Paralelo e paradoxal a isso, a presença do assassino perseguido por Leo é inserida com cautela e tensão crescente no começo, porém com pressa e desleixo no final. Aliás, toda a evolução da investigação a respeito do assassino se passa de modo muito simples e fácil a partir do momento em que o personagem do sempre excelente Gary Oldman é abordado por Leo. Enquanto, no livro, o trabalho de investigação se mostrava mais desgastante e longo (ainda que essencialmente simples), no filme ele se dá de modo breve e pontual demais.

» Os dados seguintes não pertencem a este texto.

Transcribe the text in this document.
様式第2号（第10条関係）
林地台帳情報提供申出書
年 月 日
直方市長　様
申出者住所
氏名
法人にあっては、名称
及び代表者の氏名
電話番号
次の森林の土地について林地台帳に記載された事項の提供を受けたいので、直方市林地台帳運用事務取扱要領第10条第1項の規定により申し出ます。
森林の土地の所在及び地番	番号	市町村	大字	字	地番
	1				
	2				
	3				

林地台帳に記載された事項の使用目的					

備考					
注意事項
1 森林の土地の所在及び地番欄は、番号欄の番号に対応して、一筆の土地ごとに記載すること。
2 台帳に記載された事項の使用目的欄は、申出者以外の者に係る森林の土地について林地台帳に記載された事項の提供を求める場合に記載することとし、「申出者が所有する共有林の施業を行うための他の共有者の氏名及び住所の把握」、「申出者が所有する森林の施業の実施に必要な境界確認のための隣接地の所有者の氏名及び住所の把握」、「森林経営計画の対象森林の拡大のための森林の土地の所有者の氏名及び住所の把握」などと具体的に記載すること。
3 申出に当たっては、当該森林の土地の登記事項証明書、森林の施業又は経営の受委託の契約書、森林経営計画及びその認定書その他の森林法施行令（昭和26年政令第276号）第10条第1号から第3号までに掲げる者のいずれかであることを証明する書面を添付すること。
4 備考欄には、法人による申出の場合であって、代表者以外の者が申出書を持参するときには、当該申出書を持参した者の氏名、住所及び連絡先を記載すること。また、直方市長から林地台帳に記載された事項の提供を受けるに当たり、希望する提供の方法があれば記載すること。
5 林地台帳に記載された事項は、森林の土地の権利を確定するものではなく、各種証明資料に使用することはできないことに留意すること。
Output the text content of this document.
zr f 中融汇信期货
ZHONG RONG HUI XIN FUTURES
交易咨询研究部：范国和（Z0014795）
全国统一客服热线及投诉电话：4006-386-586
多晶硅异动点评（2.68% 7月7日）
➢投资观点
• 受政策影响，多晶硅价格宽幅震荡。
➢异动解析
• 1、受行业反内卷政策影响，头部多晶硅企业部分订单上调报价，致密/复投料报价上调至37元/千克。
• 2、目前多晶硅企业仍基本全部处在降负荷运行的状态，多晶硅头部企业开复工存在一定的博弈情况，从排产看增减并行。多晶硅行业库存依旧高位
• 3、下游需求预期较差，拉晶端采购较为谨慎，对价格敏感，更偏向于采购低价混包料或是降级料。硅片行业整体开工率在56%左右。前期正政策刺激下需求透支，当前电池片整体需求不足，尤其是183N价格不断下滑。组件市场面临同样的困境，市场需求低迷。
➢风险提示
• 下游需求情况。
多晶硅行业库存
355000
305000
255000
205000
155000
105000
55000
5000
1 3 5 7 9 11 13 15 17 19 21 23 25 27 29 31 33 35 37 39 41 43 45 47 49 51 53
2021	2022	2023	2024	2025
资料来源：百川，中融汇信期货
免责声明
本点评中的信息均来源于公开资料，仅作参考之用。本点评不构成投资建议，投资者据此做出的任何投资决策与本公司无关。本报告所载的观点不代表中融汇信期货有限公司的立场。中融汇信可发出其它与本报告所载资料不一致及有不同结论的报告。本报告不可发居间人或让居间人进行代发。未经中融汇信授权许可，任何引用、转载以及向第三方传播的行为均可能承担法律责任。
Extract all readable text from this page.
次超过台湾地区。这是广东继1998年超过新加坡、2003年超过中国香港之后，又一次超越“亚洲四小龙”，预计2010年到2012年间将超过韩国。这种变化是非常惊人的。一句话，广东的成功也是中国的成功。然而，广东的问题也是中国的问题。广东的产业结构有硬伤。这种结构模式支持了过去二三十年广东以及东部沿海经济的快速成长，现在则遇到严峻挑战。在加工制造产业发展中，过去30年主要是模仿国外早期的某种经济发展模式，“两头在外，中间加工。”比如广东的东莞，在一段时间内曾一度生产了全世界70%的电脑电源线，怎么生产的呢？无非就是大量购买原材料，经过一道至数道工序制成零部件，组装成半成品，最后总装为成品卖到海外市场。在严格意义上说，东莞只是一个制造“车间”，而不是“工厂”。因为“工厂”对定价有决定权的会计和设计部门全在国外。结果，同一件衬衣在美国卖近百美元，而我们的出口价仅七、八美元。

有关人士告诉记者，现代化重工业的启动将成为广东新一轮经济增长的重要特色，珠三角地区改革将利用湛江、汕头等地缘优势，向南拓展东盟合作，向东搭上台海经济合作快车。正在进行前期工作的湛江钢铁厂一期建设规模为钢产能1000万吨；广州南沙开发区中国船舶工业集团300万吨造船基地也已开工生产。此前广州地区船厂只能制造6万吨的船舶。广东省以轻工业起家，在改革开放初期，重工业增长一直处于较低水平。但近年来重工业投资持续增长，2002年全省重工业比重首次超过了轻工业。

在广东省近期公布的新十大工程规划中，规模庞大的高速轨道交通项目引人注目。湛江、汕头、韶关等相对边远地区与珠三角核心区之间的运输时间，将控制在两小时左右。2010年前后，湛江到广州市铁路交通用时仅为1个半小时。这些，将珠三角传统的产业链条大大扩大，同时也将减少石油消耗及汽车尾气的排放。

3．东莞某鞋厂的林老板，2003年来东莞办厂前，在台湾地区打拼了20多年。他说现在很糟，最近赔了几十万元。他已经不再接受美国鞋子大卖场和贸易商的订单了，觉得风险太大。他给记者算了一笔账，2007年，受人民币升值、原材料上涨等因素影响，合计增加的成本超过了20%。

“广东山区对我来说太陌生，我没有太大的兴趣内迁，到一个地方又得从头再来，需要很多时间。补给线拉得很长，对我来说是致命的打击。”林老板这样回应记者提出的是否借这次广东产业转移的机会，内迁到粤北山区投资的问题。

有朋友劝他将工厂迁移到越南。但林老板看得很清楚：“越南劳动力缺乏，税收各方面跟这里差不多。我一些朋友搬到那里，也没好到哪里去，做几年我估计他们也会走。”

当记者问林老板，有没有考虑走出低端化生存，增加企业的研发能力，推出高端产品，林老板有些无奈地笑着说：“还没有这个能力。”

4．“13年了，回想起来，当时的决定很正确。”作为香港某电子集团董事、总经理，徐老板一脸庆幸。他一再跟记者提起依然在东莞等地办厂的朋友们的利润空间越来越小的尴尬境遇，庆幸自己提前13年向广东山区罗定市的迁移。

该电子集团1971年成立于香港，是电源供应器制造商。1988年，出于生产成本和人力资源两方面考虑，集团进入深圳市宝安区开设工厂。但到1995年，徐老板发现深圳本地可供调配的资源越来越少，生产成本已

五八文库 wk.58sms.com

Todavia, embora simplifique além do necessário essa parte da história, que já não era muito criativa no livro, o roteiro de Richard Price é esperto em alterar a conclusão da mesma. Nas mãos do escritor Tom Rob Smith, Leo precisava realizar uma fuga digna dos momentos mais absurdos da franquia 007. Price, por outro lado, simplifica a situação de forma coerente e acertada, evitando um momento que seria forçado demais no cinema.

 

Portanto, enquanto trama de mistério e investigação somente, o filme fracassa tal qual o livro que foi sua fonte de inspiração. No entanto, Crimes Ocultos aposta a maior parte de suas fichas, com razão e acerto, no drama e na situação inusitada de seus protagonistas, ambos muito bem trabalhados por um roteiro que, no processo, também faz um competente retrato da paranóia que abundava no regime soviético de Stalin.